I think it depends on what you go in expecting, and your knowledge about the different approaches and treatments. Even if you go in believing you'll get better and wanting to participate in whatever work is necessary if you don't have the right therapist it won't work. This goes beyond just the personality of the therapist, and more about how skilled they are too. You can find loads of info out there about how often trauma goes unnoticed and is often misdiagnosed as something else.
I think it's sort of helped me open up because I before it wasn't just that I didn't want to but that I didn't know how anyways. My parents and most adults valued silence from children and never cared about exploring our feelings. That we should be fine and should only feel happiness and be grateful that we had the basic necessities because children in Africa were starving.
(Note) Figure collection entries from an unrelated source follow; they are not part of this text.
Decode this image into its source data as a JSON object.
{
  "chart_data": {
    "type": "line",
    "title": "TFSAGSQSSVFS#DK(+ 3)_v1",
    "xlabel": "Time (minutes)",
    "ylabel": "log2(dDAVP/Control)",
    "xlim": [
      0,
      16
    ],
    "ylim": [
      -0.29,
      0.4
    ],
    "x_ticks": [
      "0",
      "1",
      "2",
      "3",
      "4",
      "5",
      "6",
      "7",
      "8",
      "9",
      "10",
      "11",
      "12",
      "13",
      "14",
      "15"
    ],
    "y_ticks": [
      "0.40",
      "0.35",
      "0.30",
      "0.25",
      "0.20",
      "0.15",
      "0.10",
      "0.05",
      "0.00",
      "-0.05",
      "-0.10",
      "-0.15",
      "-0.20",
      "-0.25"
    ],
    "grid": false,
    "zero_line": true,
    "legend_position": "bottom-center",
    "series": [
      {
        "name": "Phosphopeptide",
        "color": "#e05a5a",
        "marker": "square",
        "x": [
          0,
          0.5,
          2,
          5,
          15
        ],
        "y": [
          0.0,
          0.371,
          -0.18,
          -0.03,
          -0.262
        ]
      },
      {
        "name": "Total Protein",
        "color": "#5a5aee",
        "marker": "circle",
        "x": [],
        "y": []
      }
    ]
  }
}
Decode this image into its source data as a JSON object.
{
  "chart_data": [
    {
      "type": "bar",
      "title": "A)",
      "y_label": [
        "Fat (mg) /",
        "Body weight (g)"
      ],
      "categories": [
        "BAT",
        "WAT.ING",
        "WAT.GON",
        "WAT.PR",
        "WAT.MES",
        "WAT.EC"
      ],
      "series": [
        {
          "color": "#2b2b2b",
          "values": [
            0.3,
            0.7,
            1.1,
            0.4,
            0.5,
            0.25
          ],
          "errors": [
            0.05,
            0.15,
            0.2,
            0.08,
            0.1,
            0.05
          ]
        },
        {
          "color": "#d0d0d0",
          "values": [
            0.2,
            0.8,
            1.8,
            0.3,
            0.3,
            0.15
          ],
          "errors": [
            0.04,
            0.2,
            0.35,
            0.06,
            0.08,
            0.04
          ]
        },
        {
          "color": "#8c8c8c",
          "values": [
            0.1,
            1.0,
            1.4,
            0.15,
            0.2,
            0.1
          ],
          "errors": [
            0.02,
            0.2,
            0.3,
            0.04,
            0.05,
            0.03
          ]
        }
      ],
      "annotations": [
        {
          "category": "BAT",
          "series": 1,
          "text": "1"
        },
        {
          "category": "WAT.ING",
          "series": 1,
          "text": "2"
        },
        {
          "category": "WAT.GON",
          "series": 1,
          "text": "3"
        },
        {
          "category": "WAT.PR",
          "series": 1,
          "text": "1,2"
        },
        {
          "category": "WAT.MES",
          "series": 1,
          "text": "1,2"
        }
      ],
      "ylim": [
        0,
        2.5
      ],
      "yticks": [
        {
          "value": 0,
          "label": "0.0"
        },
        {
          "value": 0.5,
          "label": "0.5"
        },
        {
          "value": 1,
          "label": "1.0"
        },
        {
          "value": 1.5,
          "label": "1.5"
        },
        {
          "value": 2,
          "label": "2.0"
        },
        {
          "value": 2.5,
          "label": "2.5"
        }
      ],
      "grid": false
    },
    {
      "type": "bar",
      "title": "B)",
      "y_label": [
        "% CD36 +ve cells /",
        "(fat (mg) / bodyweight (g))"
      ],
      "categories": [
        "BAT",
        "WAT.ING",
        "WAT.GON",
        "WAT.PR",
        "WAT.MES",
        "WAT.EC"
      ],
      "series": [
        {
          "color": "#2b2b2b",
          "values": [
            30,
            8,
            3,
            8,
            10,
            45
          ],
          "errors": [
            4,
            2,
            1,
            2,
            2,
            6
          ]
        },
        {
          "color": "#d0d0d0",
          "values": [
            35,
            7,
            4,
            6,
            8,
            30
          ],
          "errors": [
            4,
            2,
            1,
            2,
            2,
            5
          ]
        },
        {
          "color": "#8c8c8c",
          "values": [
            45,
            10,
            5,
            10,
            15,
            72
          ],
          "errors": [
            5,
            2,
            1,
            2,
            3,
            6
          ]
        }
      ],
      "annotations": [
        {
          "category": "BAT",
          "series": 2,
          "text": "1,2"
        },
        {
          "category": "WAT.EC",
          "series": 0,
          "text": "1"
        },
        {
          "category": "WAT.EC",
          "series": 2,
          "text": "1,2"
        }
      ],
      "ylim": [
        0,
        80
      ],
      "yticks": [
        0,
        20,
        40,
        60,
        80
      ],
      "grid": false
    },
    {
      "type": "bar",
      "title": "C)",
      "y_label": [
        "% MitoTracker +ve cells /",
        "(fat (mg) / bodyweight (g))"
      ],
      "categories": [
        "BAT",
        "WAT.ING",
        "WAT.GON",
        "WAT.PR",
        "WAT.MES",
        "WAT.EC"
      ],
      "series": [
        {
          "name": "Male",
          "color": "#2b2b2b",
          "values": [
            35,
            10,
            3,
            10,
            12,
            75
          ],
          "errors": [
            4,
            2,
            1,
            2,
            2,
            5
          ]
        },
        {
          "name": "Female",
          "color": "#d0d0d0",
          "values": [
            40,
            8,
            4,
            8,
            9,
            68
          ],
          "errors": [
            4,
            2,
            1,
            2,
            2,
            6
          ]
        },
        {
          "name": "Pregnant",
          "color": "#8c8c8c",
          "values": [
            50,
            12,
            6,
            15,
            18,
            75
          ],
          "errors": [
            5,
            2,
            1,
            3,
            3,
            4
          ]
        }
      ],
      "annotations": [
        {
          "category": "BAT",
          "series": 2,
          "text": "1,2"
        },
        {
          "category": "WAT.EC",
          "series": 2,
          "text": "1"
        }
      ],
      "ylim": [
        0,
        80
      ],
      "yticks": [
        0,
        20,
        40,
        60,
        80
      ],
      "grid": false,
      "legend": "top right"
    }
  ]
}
I think therapy has helped just not in a way that was expected. It helped with a deeper understanding of myself and explore my inner self which would seem good to the average person if my inner self wasn't saying "You should ctb, because distracting yourself will never work" It's made it so I can explain where a lot of my feelings come from, and why I don't believe I can be talked out of it now and why I know that the pro-life people are all bullshit. Now I feel a bit more comfortable be honest about how awful and shitty everything.
I think this is largely to do with being able to talk to someone and having the focus be entirely on you, and you don't have to pretend or balance out caring about the other person when just want to vent. That you can pretty much say anything and not be made to feel guilty or ashamed, though actively planning suicide or homicide is kinda out the question lol. The reason that talking can help is that for many it's the first time they feel validated or that anyone made them feel like their words mattered. I'm still seeing my therapist, and she's the only person I've talked to longer than 10-15 minutes in the last 5 months. I told her I wanted to quit a few weeks ago, that I didn't see myself improving and honestly was tired of even trying. She just said to let her continue to be there for me, so I have, but she doesn't realize that I'm saying I'll let her be there for me until I ctb. And she probably thinks she just holding off until I want to try to get better again.
I also think medication plays a huge role in it. No medication has felt like a massive improvement, but they have helped alleviate certain things and have left my mind a bit less foggy.
I do see your point of view too though, and totally understand it. The cost and time it takes to find a decent therapist isn't worth it for a lot of people. It can be very painful and exhausting which can lead you to feel worse too. There's the risk that you may get a bad therapist too, which means you reveal your biggest secret to someone you trust only for them to say something doesn't leave you feeling comforted.